'Can I go to summer camp and learn how to kill Jews, mother?'
GAZA (Christian Examiner) – While American children spent their summer vacations playing video games, going to the movies and attending Vacation Bible School, children in Gaza were attending summer camps on how to kill Jews.
According to the Middle East Media Research Institute (MEMRI), 30,000 Gazan children came for the annual "Pioneers of Liberation" camps hosted by Hamas's military wing, the 'Izz Al-Din Al Qassam Brigades.
Hamas leaders said the goal of the camps "is to stoke the embers of jihad among the generation of liberation, to inculcate Islamic values and to prepare the army of victory for liberating Palestine."
This year, camp organizers operated under the theme of the "Al Quds Intifada" – the Jerusalem uprising. It is the name given to the spate of recent attacks on Israelis and foreigners which have claimed multiple lives, including one American.
MEMRI mined several Hamas-related social media accounts to develop a compelling picture of what goes on during the summer camps, all taught by experience Al Qassam fighters. One was called the "Knife Camp," for the attacks on Israeli civilians in recent months, and another the "Soldiers of Al-Quds." Al-Quds is the Arabic name for Jerusalem.
Another camp was named for Baha 'Aliyan, a terrorist who killed three Israelis and wounded nine in an attack on a Jerusalem bus in October 2015.
Each of the camps has a theme or a revolutionary slogan as well, MEMRI reported.
The Hamas newspaper Al-Risalah reported that some of the slogans speak of redeeming the Al-Aqsa mosque atop the disputed Temple Mount "with blood," while another speaks of defending the "holy places." A third camp slogan was, "Free the Prisoners from the Jails."
The camps attract children, boys as well as girls, as young as eight years old. It is, however, those who are age 14 and up who are the prime target for recruitment. One 19-year-old camper told the newspaper the camp created a desire in him to "join the ranks of the resistance in the future" and "participate in liberating Palestine from occupation."
Hamas social media accounts were full of pictures of children receiving instruction in how to kill with knives from behind, how to assemble weapons and recognize rockets by name, and how to dig tunnels. The classes even took a field trip into Hamas-constructed tunnel, created especially for the campers.

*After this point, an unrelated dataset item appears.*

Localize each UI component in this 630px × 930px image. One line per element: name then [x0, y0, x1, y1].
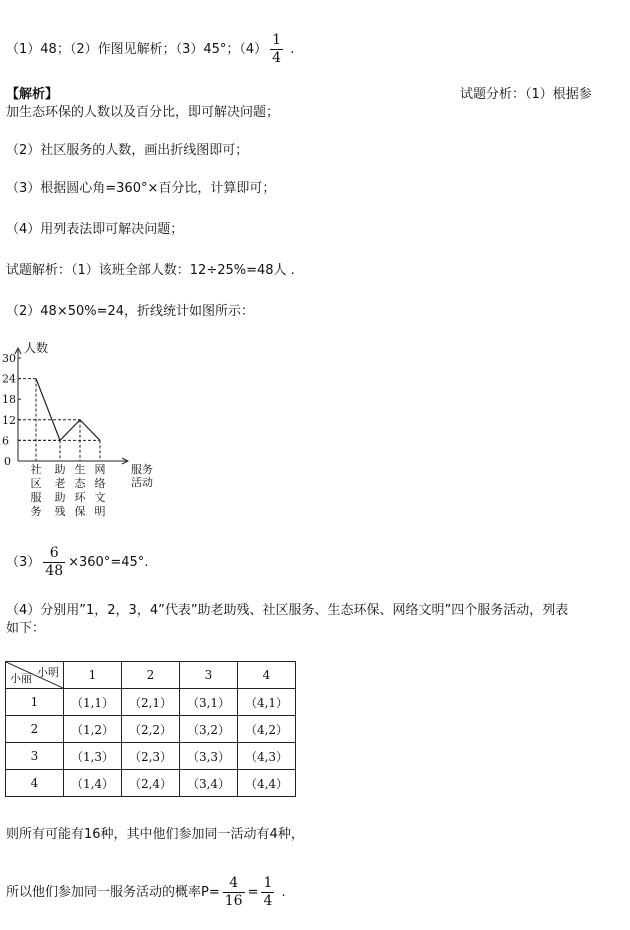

Ibrahim Al-Madhoun, a columnist for Al-Risalah, wrote that the response to the camp offerings was "massive."
Al-Madhoun praised the camps and said they are teaching children "national values" and moving the general population from a "passive stance" to a "proactive one."
"Resistance is spreading from the elites to the general public, in an attempt to create an entire generation of resistance [fighters] that can defend itself," he wrote. "The camps expand the [circle of] popular involvement in the resistance."
"Our Palestinian people are jihad fighters by nature, who rise up and aspire to take part in armed combat. Ever since the Al-Qassam Brigades' quality victory in the Third Gaza War [in July 2014], the public, in and out [of Palestine], has been begging its leadership to [be allowed to] take an active part in the ranks of the resistance. These camps will lay the foundations for building a broad popular army embracing many sectors [of society]," Al-Madhoun wrote.
In 2014, Hamas fired an estimated 3,700 rockets into Israel. After a series of pin-point strikes, Israel was forced to launch a ground invasion of Gaza – Operation Protective Edge – to halt the attacks. Sixty-four Israeli soldiers died in the fighting, while an estimated 750 Hamas militants were killed.
Hamas frequently launched rockets from school yards, hospitals and civilian neighborhoods. The Israeli response left as many as 20,000 homes inhabitable. Between 300,000 and 500,000 Gazans spent the winter in shelters.
Hamas, after being resoundingly defeated, claimed victory.